Andy is not only randy but hard up for cash, since his cooking of the books to fund his coke-snorting high style is about to undergo IRS scrutiny. His sniveling little brother, Hank (Ethan Hawke), meanwhile, is being whipped by his own ex-wife, Martha (Amy Ryan), for child-support payments. (Hank’s precociously mean-spirited daughter also holds him in contempt, calling him a “loser.”) Both need immediate liquid assets, and Andy has a plan to rob a mom-and-pop jewelry store in a suburban mall. But Lumet’s sensibility is no less twisted than Tarantino’s or the Coens’, since the mom-and-pop shop is run by the brothers’ own mom (Rosemary Harris) and pop (Albert Finney).
As we’ve learned from Greek tragedy, such schemes seldom go well. The inevitable outcome, however, unfolds with gasp-inducing surprises as Lumet (and screenwriter Kelly Masterson in a daunting debut) halt the tale at key moments, rewind a bit, and attack the same scene again from another character’s angle, each reprise disclosing further depths of fecklessness, ignominy, and bad luck.
In part, the superb performances help distinguish this from an exquisite Sadean exercise like Blood Simple. No matter how irredeemable and pathetic the behavior of their characters might be, Hoffman and Hawke evoke a squirming recognition and empathy. Even the brief turns by Aleksa Palladino, Brian F. O’Byrne, and Michael Shannon as low-life functionaries bristle with grit and dignity.

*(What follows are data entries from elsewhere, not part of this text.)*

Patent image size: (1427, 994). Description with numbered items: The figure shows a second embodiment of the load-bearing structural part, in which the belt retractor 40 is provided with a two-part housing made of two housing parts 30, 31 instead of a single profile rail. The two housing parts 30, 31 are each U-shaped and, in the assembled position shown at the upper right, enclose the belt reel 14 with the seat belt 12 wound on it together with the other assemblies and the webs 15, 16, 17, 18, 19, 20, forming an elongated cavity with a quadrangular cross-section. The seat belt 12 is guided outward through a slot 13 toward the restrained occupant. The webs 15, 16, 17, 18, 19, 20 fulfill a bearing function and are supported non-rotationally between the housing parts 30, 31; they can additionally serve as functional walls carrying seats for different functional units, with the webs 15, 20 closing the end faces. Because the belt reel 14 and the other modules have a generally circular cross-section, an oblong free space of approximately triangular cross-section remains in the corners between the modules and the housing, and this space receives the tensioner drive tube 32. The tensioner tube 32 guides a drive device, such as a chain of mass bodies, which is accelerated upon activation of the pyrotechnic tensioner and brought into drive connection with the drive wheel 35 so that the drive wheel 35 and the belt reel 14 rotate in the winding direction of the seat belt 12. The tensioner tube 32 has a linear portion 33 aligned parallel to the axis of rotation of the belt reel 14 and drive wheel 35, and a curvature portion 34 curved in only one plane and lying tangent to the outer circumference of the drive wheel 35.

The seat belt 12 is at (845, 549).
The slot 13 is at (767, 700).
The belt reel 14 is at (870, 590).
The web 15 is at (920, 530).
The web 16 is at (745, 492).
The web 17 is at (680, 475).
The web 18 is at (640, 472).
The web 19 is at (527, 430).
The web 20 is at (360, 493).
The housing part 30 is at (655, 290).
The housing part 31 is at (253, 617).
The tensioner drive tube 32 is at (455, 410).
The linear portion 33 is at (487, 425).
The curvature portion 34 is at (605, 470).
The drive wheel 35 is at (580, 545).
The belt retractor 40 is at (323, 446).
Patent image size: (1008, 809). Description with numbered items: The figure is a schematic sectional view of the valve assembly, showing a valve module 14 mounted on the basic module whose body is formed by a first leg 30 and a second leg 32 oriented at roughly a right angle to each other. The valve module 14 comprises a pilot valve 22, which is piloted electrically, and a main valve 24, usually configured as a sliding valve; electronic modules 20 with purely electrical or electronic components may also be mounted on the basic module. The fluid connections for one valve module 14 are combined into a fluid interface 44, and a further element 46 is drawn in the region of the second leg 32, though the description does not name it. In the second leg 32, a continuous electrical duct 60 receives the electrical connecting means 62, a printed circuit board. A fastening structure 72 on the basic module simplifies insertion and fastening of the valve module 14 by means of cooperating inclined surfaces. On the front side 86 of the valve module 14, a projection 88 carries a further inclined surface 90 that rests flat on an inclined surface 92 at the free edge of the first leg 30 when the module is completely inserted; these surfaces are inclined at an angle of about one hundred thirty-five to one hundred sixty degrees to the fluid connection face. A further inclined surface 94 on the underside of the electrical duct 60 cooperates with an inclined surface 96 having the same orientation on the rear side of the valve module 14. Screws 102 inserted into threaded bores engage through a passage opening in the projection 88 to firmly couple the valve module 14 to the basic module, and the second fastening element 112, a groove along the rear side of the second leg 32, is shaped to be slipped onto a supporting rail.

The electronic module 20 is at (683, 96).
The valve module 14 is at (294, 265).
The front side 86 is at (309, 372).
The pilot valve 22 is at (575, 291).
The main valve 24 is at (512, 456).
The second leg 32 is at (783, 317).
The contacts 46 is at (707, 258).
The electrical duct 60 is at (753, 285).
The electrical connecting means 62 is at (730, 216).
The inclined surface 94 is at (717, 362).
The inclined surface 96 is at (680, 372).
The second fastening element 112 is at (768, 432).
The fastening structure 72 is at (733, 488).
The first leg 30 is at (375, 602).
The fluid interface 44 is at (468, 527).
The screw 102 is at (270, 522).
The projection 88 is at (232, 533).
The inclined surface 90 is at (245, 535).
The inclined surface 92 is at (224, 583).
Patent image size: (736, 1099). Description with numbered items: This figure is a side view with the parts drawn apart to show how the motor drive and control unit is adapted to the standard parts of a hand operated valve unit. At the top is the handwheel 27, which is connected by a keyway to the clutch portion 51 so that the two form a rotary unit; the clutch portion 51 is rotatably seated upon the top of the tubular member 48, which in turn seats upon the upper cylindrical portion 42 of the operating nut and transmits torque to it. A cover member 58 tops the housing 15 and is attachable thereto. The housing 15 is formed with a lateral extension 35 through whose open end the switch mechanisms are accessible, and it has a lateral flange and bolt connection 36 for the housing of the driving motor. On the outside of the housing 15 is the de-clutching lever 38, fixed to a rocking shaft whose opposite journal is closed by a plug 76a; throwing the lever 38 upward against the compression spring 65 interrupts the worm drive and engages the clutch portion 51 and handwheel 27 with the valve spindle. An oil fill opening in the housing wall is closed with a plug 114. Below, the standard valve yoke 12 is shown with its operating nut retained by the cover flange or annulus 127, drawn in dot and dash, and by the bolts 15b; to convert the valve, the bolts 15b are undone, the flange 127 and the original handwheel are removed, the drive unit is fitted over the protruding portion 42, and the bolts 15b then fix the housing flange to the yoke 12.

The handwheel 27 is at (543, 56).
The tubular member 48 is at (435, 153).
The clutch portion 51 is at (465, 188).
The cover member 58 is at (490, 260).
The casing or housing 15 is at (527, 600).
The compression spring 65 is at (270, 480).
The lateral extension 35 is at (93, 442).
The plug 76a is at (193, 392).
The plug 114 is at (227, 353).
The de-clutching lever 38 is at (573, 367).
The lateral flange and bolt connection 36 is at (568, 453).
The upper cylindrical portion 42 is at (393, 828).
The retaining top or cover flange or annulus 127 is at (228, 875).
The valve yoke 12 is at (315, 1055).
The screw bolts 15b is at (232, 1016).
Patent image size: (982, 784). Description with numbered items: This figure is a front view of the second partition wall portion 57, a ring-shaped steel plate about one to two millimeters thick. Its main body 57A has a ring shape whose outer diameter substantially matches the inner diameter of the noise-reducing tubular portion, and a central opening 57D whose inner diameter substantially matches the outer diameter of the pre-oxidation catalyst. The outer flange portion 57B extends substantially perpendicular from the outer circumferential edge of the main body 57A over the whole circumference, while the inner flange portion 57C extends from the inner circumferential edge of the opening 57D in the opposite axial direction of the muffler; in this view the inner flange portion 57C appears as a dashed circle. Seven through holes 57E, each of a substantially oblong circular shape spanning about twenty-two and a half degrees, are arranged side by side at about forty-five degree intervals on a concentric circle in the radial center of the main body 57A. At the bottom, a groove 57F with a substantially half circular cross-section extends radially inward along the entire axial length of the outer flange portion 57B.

Mostly, though, Lumet draws on dramatic rhythms and truths that were already old hat with Sophocles. True, the women in Devil are femme fatales in one form or another (some involving firearms), and the men are all deluded dupes. But is that misogyny and misanthropy or an Olympian recognition of irony and fate? In Oedipus, the son learns that he has killed his father and married his mother, but what if instead the father . . . The climax of Devil unrolls with the inescapable majesty of a building collapse, but most of the pleasure lies in watching Lumet set the pieces up only to knock them down.